Robert Kappel relembra ainda que a perícia britânica já não estaria disponível para resolver questões que a União Europeia possa ter em relação à cooperação para o desenvolvimento.
Políticas de agricultura europeias à custa de agricultores africanos?
Outro problema controverso é a Política Agrícola Comum (PAC) da União Europeia. Durante vários anos, os críticos queixaram-se que os subsídios para os produtores europeus estavam a levar os agricultores africanos à ruina, uma vez que eles não conseguem competir com os preços artificialmente baixos dos produtores europeus.
A Grã-Bretanha é um dos principais opositores da PAC. “Se queremos pensar de que modo é que a PAC pode ser melhor, ela só melhorará com o Reino Unido na União Europeia”, defende Madu.
E será que, caso a Brexit se concretize, o país irá aumentar o seu envolvimento militar com a Grã-Bretanha? “Poderia imaginar que o Reino Unido, com base em cooperações bilaterais com a Nigéria, Quénia e Gana, por exemplo, estaria predisposto a agir mais rapidamente e de forma pragmática em situações de crise e conflito do que no contexto da União Europeia”, responde Kappel.
No entanto, o especialista acredita que “eles não vão seguir o exemplo de França e estabelecer bases militares em todo o continente africano. O fardo financeiro iria impedir tal compromisso”.
Grã-Bretanha como modelo a seguir em questões de independência
A Brexit tem estado a ser bastante discutida também em África. Na página de Facebook da DW - Hausa, Anwar Muhammad, da Nigéria, comenta que “quando um país tão forte como o Reino Unido abandona a União Europeia, ela não estará disponível para continuar”.

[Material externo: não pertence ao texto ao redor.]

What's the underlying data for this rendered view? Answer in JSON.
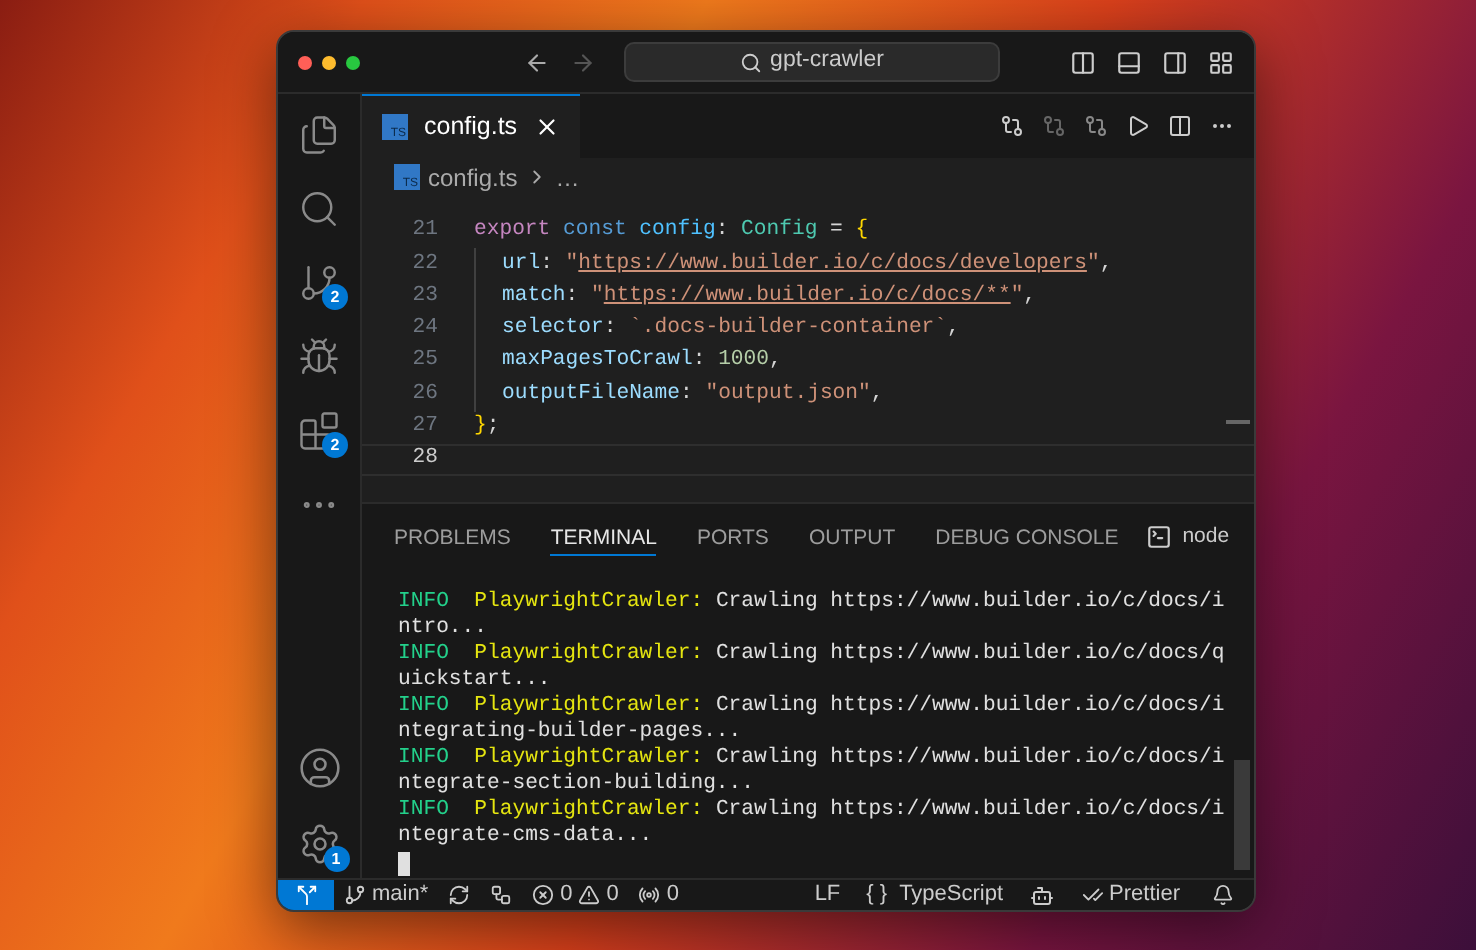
{
  "title_bar": {
    "search": "gpt-crawler"
  },
  "activity_bar": {
    "items": [
      {
        "kind": "explorer"
      },
      {
        "kind": "search"
      },
      {
        "kind": "source_control",
        "badge": "2"
      },
      {
        "kind": "run"
      },
      {
        "kind": "extensions",
        "badge": "2"
      },
      {
        "kind": "more"
      }
    ],
    "bottom": [
      {
        "kind": "account"
      },
      {
        "kind": "manage",
        "badge": "1"
      }
    ]
  },
  "editor_tabs": [
    {
      "label": "config.ts",
      "file_type": "TS",
      "selected": true
    }
  ],
  "breadcrumbs": {
    "file": "config.ts",
    "file_type": "TS",
    "rest": "…"
  },
  "editor": {
    "lines": [
      {
        "number": "21",
        "indent": false,
        "current": false,
        "tokens": [
          {
            "text": "export ",
            "kind": "keyword"
          },
          {
            "text": "const ",
            "kind": "storage"
          },
          {
            "text": "config",
            "kind": "variable"
          },
          {
            "text": ": ",
            "kind": "plain"
          },
          {
            "text": "Config",
            "kind": "type"
          },
          {
            "text": " = ",
            "kind": "plain"
          },
          {
            "text": "{",
            "kind": "brace"
          }
        ]
      },
      {
        "number": "22",
        "indent": true,
        "current": false,
        "tokens": [
          {
            "text": "url",
            "kind": "property"
          },
          {
            "text": ": ",
            "kind": "plain"
          },
          {
            "text": "\"",
            "kind": "string"
          },
          {
            "text": "https://www.builder.io/c/docs/developers",
            "kind": "link"
          },
          {
            "text": "\"",
            "kind": "string"
          },
          {
            "text": ",",
            "kind": "plain"
          }
        ]
      },
      {
        "number": "23",
        "indent": true,
        "current": false,
        "tokens": [
          {
            "text": "match",
            "kind": "property"
          },
          {
            "text": ": ",
            "kind": "plain"
          },
          {
            "text": "\"",
            "kind": "string"
          },
          {
            "text": "https://www.builder.io/c/docs/**",
            "kind": "link"
          },
          {
            "text": "\"",
            "kind": "string"
          },
          {
            "text": ",",
            "kind": "plain"
          }
        ]
      },
      {
        "number": "24",
        "indent": true,
        "current": false,
        "tokens": [
          {
            "text": "selector",
            "kind": "property"
          },
          {
            "text": ": ",
            "kind": "plain"
          },
          {
            "text": "`.docs-builder-container`",
            "kind": "string"
          },
          {
            "text": ",",
            "kind": "plain"
          }
        ]
      },
      {
        "number": "25",
        "indent": true,
        "current": false,
        "tokens": [
          {
            "text": "maxPagesToCrawl",
            "kind": "property"
          },
          {
            "text": ": ",
            "kind": "plain"
          },
          {
            "text": "1000",
            "kind": "number"
          },
          {
            "text": ",",
            "kind": "plain"
          }
        ]
      },
      {
        "number": "26",
        "indent": true,
        "current": false,
        "tokens": [
          {
            "text": "outputFileName",
            "kind": "property"
          },
          {
            "text": ": ",
            "kind": "plain"
          },
          {
            "text": "\"output.json\"",
            "kind": "string"
          },
          {
            "text": ",",
            "kind": "plain"
          }
        ]
      },
      {
        "number": "27",
        "indent": false,
        "current": false,
        "tokens": [
          {
            "text": "}",
            "kind": "brace"
          },
          {
            "text": ";",
            "kind": "plain"
          }
        ]
      },
      {
        "number": "28",
        "indent": false,
        "current": true
      }
    ]
  },
  "panel": {
    "tabs": [
      {
        "label": "PROBLEMS",
        "selected": false
      },
      {
        "label": "TERMINAL",
        "selected": true
      },
      {
        "label": "PORTS",
        "selected": false
      },
      {
        "label": "OUTPUT",
        "selected": false
      },
      {
        "label": "DEBUG CONSOLE",
        "selected": false
      }
    ],
    "terminal_name": "node",
    "terminal_lines": [
      {
        "level": "INFO",
        "source": "PlaywrightCrawler:",
        "message": "Crawling https://www.builder.io/c/docs/intro..."
      },
      {
        "level": "INFO",
        "source": "PlaywrightCrawler:",
        "message": "Crawling https://www.builder.io/c/docs/quickstart..."
      },
      {
        "level": "INFO",
        "source": "PlaywrightCrawler:",
        "message": "Crawling https://www.builder.io/c/docs/integrating-builder-pages..."
      },
      {
        "level": "INFO",
        "source": "PlaywrightCrawler:",
        "message": "Crawling https://www.builder.io/c/docs/integrate-section-building..."
      },
      {
        "level": "INFO",
        "source": "PlaywrightCrawler:",
        "message": "Crawling https://www.builder.io/c/docs/integrate-cms-data..."
      }
    ]
  },
  "status_bar": {
    "items": [
      {
        "kind": "remote"
      },
      {
        "kind": "branch",
        "text": "main*"
      },
      {
        "kind": "sync"
      },
      {
        "kind": "graph"
      },
      {
        "kind": "problems",
        "errors": "0",
        "warnings": "0"
      },
      {
        "kind": "ports",
        "text": "0"
      },
      {
        "kind": "spacer"
      },
      {
        "kind": "text",
        "text": "LF"
      },
      {
        "kind": "language",
        "glyph": "{ }",
        "text": "TypeScript"
      },
      {
        "kind": "copilot"
      },
      {
        "kind": "prettier",
        "text": "Prettier"
      },
      {
        "kind": "bell"
      }
    ]
  }
}
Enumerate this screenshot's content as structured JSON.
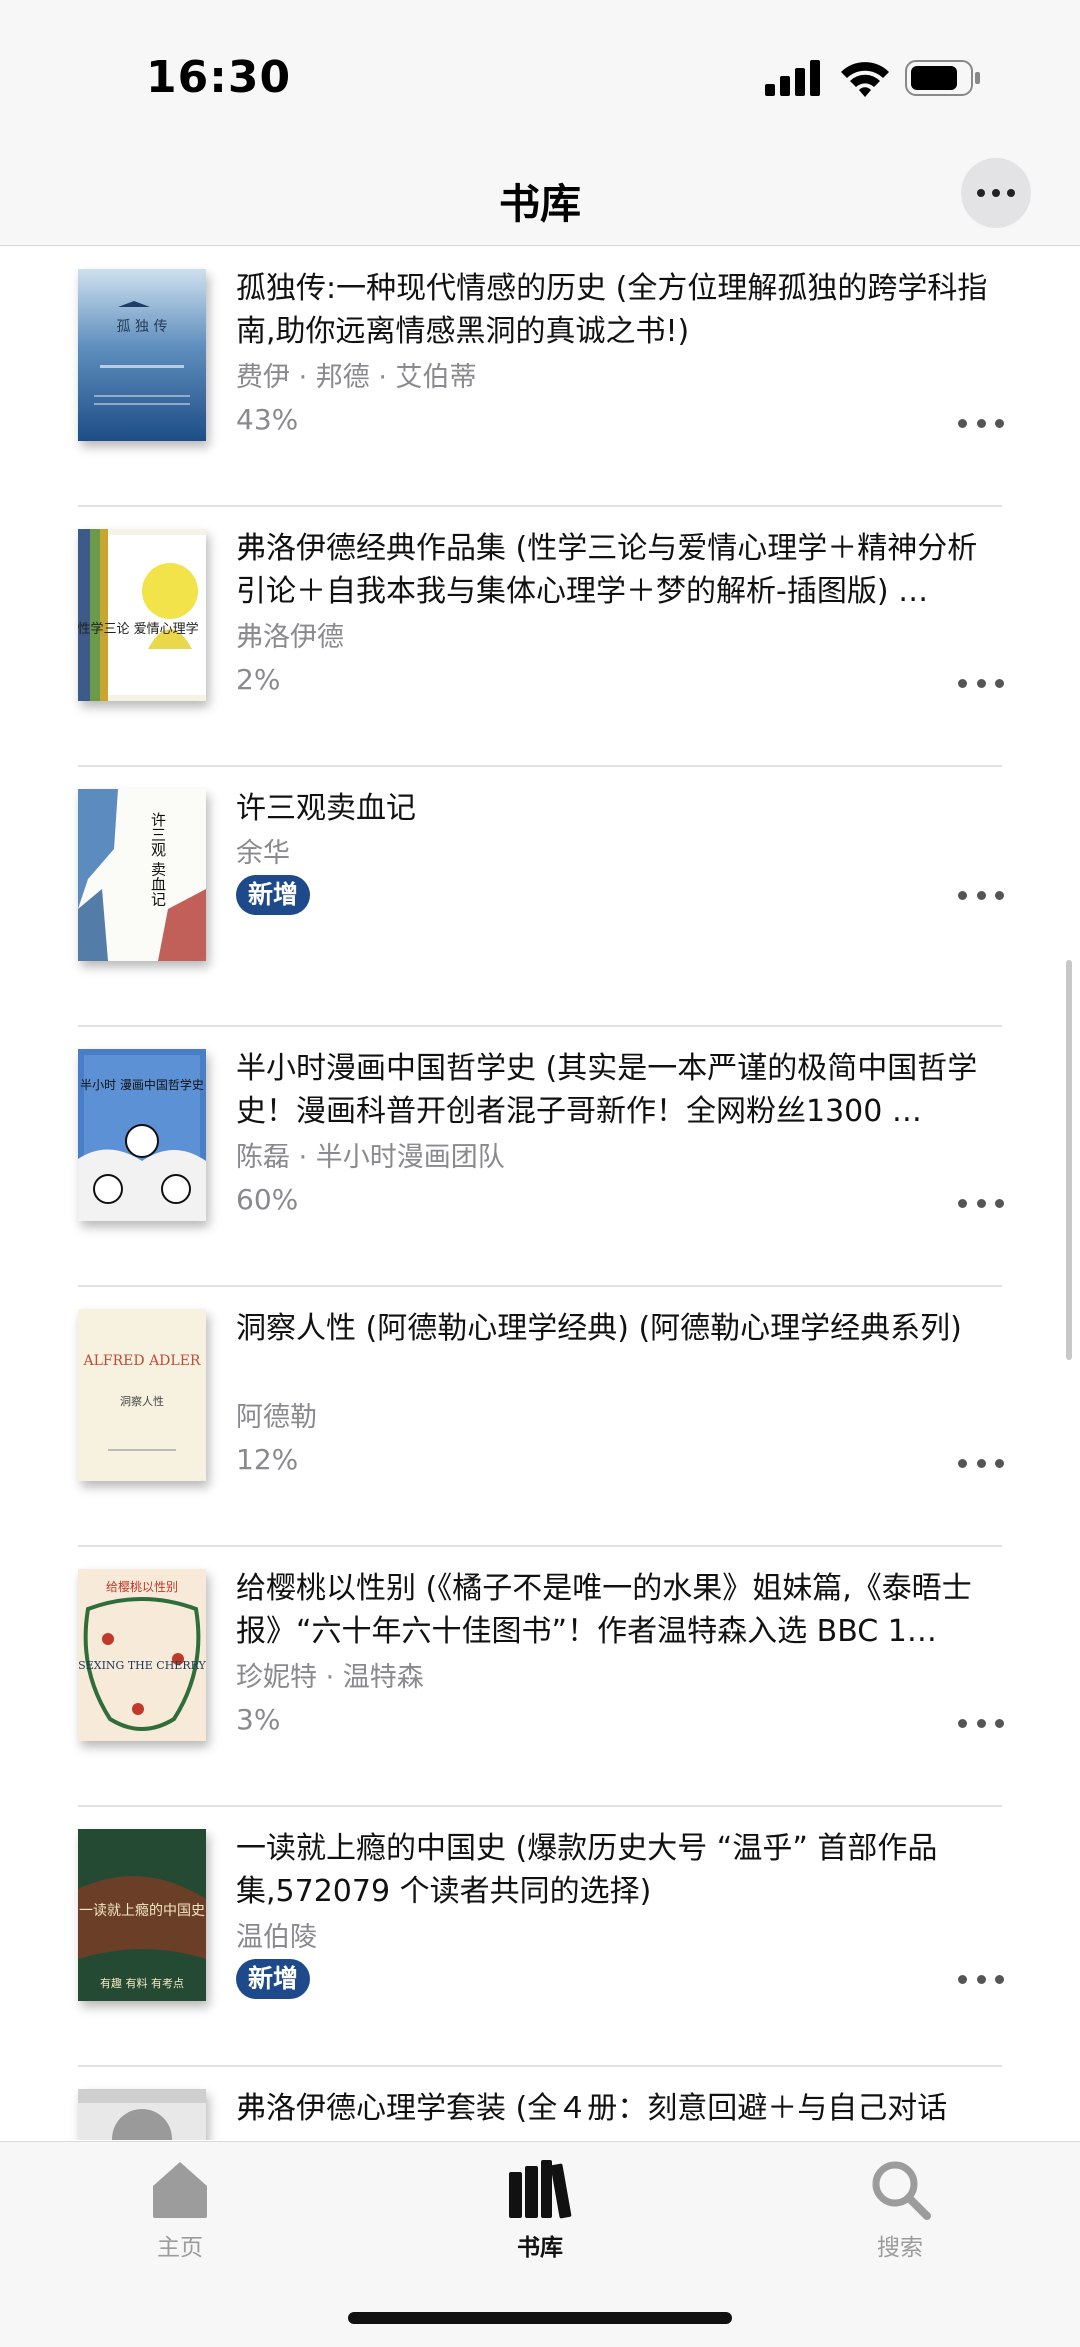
{
  "status_bar": {
    "time": "16:30"
  },
  "nav": {
    "title": "书库"
  },
  "books": [
    {
      "title": "孤独传:一种现代情感的历史 (全方位理解孤独的跨学科指南,助你远离情感黑洞的真诚之书!)",
      "author": "费伊 · 邦德 · 艾伯蒂",
      "progress": "43%",
      "badge": ""
    },
    {
      "title": "弗洛伊德经典作品集 (性学三论与爱情心理学＋精神分析引论＋自我本我与集体心理学＋梦的解析-插图版) …",
      "author": "弗洛伊德",
      "progress": "2%",
      "badge": ""
    },
    {
      "title": "许三观卖血记",
      "author": "余华",
      "progress": "",
      "badge": "新增"
    },
    {
      "title": "半小时漫画中国哲学史 (其实是一本严谨的极简中国哲学史！漫画科普开创者混子哥新作！全网粉丝1300 …",
      "author": "陈磊 · 半小时漫画团队",
      "progress": "60%",
      "badge": ""
    },
    {
      "title": "洞察人性 (阿德勒心理学经典) (阿德勒心理学经典系列)",
      "author": "阿德勒",
      "progress": "12%",
      "badge": ""
    },
    {
      "title": "给樱桃以性别 (《橘子不是唯一的水果》姐妹篇,《泰晤士报》“六十年六十佳图书”！作者温特森入选 BBC 1…",
      "author": "珍妮特 · 温特森",
      "progress": "3%",
      "badge": ""
    },
    {
      "title": "一读就上瘾的中国史 (爆款历史大号 “温乎” 首部作品集,572079 个读者共同的选择)",
      "author": "温伯陵",
      "progress": "",
      "badge": "新增"
    },
    {
      "title": "弗洛伊德心理学套装 (全４册：刻意回避＋与自己对话",
      "author": "",
      "progress": "",
      "badge": ""
    }
  ],
  "covers": {
    "cover_1_text": "孤 独 传",
    "cover_2_text": "性学三论 爱情心理学",
    "cover_3_text": "许三观 卖血记",
    "cover_4_text": "半小时 漫画中国哲学史",
    "cover_5_text": "ALFRED ADLER",
    "cover_5_sub": "洞察人性",
    "cover_6_text": "给樱桃以性别",
    "cover_6_sub": "SEXING THE CHERRY",
    "cover_7_text": "一读就上瘾的中国史",
    "cover_7_sub": "有趣 有料 有考点"
  },
  "tabs": [
    {
      "label": "主页",
      "icon": "home-icon",
      "active": false
    },
    {
      "label": "书库",
      "icon": "library-icon",
      "active": true
    },
    {
      "label": "搜索",
      "icon": "search-icon",
      "active": false
    }
  ],
  "colors": {
    "badge_bg": "#1e4a8c",
    "active_tab": "#111111",
    "inactive_tab": "#9c9c9c"
  }
}
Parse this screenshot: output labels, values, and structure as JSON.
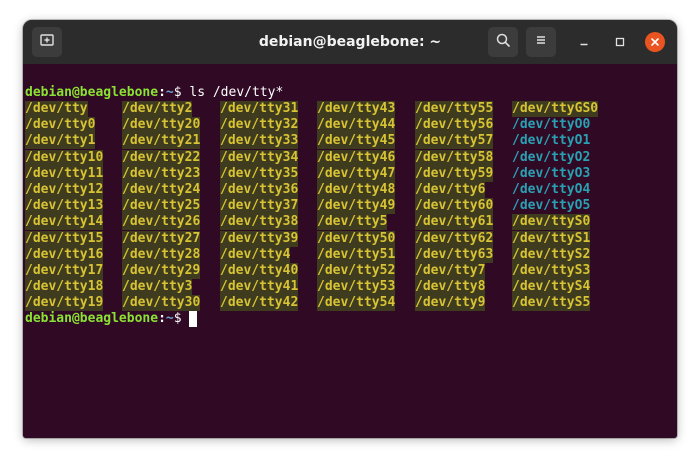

Muharami Salim vê a Brexit como uma oportunidade para África. Na página de Facebook da DW (Kishuali), escreve que “talvez isto dê uma boa oportunidade para que nós, africanos, pensemos como é que nós, também, podemos ser mais independentes”.
A discussão sobre a saída do Reino Unido da União Europeia também divide europeus, com 30 a 40% dos franceses a considerarem que esta seria uma decisão positiva, enquanto Suécia, Holanda e Alemanha encaram este cenário como negativo.
A única coisa que é clara é que os impactos de uma eventual saída do Reino Unido da União Europeia se estendem muito além das fronteiras da Europa e trarão mudanças significativas para o continente africano. Ainda assim, tal como muito do que se fala neste debate, todos os prognósticos para o futuro são, acima de tudo, especulativos.